The high-performance computing systems available today are far from meeting the performance and energy efficiency targets necessary to satisfy the needs of future computing systems. With processor clock frequencies leveling off over the past several years, the only way to achieve the expected levels of performance within the same physical size and the same or lower energy requirements is to have more processors computing in parallel. However, increasing concurrency among the processors increases inter-processor communication, which then becomes the critical bottleneck. This work proposes an application-centric approach to minimize communication-induced overheads in order to enable extreme scalability. The implicit fault tolerance of future parallel applications can be exploited to mitigate the degraded locality and increased communication costs of highly concurrent systems while ensuring an acceptable level of application output quality.

This work specifically focuses on (i) how data to be transferred can be compressed, and possibly discarded, and (ii) how communication and synchronization can be avoided or relaxed in certain application contexts, all while maintaining an acceptable level of output quality for the specific application. The intellectual merit of this work stems from its exploration of cross-layer communication and synchronization techniques that exploit application characteristics to significantly reduce the cost of communication and synchronization. This approach will enable a wider array of applications to exploit parallelism and thereby increase their scalability. This work will enable extreme scalability of domain-specific applications executing on large-scale computing systems by quantifying the costs and benefits associated with application-aware communication and synchronization, designing application-aware scalable communication and synchronization primitives, developing software to support application-aware scalable communication, and designing new micro-architectural and system supports for application-aware scalable communication.

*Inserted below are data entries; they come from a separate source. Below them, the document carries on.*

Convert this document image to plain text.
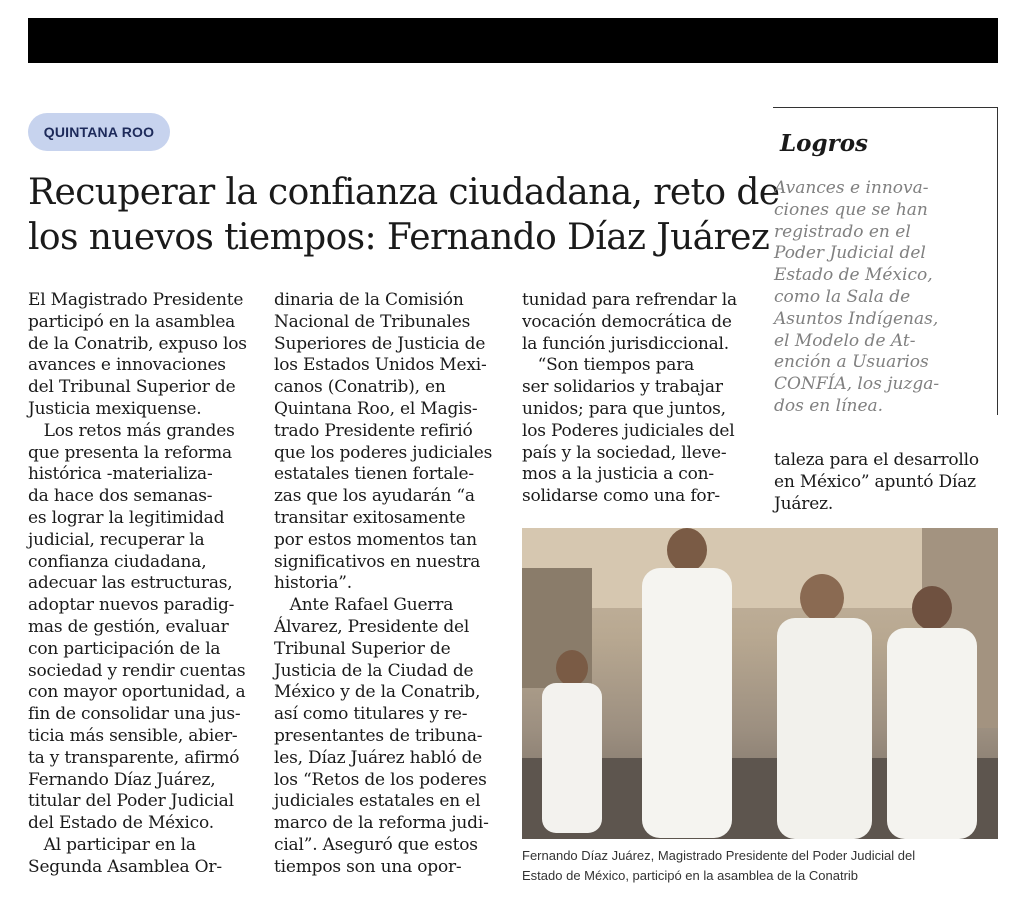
QUINTANA ROO
Recuperar la confianza ciudadana, reto de
los nuevos tiempos: Fernando Díaz Juárez
Logros
Avances e innova-
ciones que se han
registrado en el
Poder Judicial del
Estado de México,
como la Sala de
Asuntos Indígenas,
el Modelo de At-
ención a Usuarios
CONFÍA, los juzga-
dos en línea.
El Magistrado Presidente
participó en la asamblea
de la Conatrib, expuso los
avances e innovaciones
del Tribunal Superior de
Justicia mexiquense.
Los retos más grandes
que presenta la reforma
histórica -materializa-
da hace dos semanas-
es lograr la legitimidad
judicial, recuperar la
confianza ciudadana,
adecuar las estructuras,
adoptar nuevos paradig-
mas de gestión, evaluar
con participación de la
sociedad y rendir cuentas
con mayor oportunidad, a
fin de consolidar una jus-
ticia más sensible, abier-
ta y transparente, afirmó
Fernando Díaz Juárez,
titular del Poder Judicial
del Estado de México.
Al participar en la
Segunda Asamblea Or-
dinaria de la Comisión
Nacional de Tribunales
Superiores de Justicia de
los Estados Unidos Mexi-
canos (Conatrib), en
Quintana Roo, el Magis-
trado Presidente refirió
que los poderes judiciales
estatales tienen fortale-
zas que los ayudarán “a
transitar exitosamente
por estos momentos tan
significativos en nuestra
historia”.
Ante Rafael Guerra
Álvarez, Presidente del
Tribunal Superior de
Justicia de la Ciudad de
México y de la Conatrib,
así como titulares y re-
presentantes de tribuna-
les, Díaz Juárez habló de
los “Retos de los poderes
judiciales estatales en el
marco de la reforma judi-
cial”. Aseguró que estos
tiempos son una opor-
tunidad para refrendar la
vocación democrática de
la función jurisdiccional.
“Son tiempos para
ser solidarios y trabajar
unidos; para que juntos,
los Poderes judiciales del
país y la sociedad, lleve-
mos a la justicia a con-
solidarse como una for-
taleza para el desarrollo
en México” apuntó Díaz
Juárez.
Fernando Díaz Juárez, Magistrado Presidente del Poder Judicial del
Estado de México, participó en la asamblea de la Conatrib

The broader impact of this research lies in significantly reducing the costs of communication and synchronization for a wide spectrum of applications and consequently enabling new levels of parallel scalability and energy efficiency across a range of application programs. This project will produce open source tools for analyzing and enhancing the scalability of parallel applications, and will provide new opportunities for both graduate and undergraduate students to participate in cutting-edge computer systems research.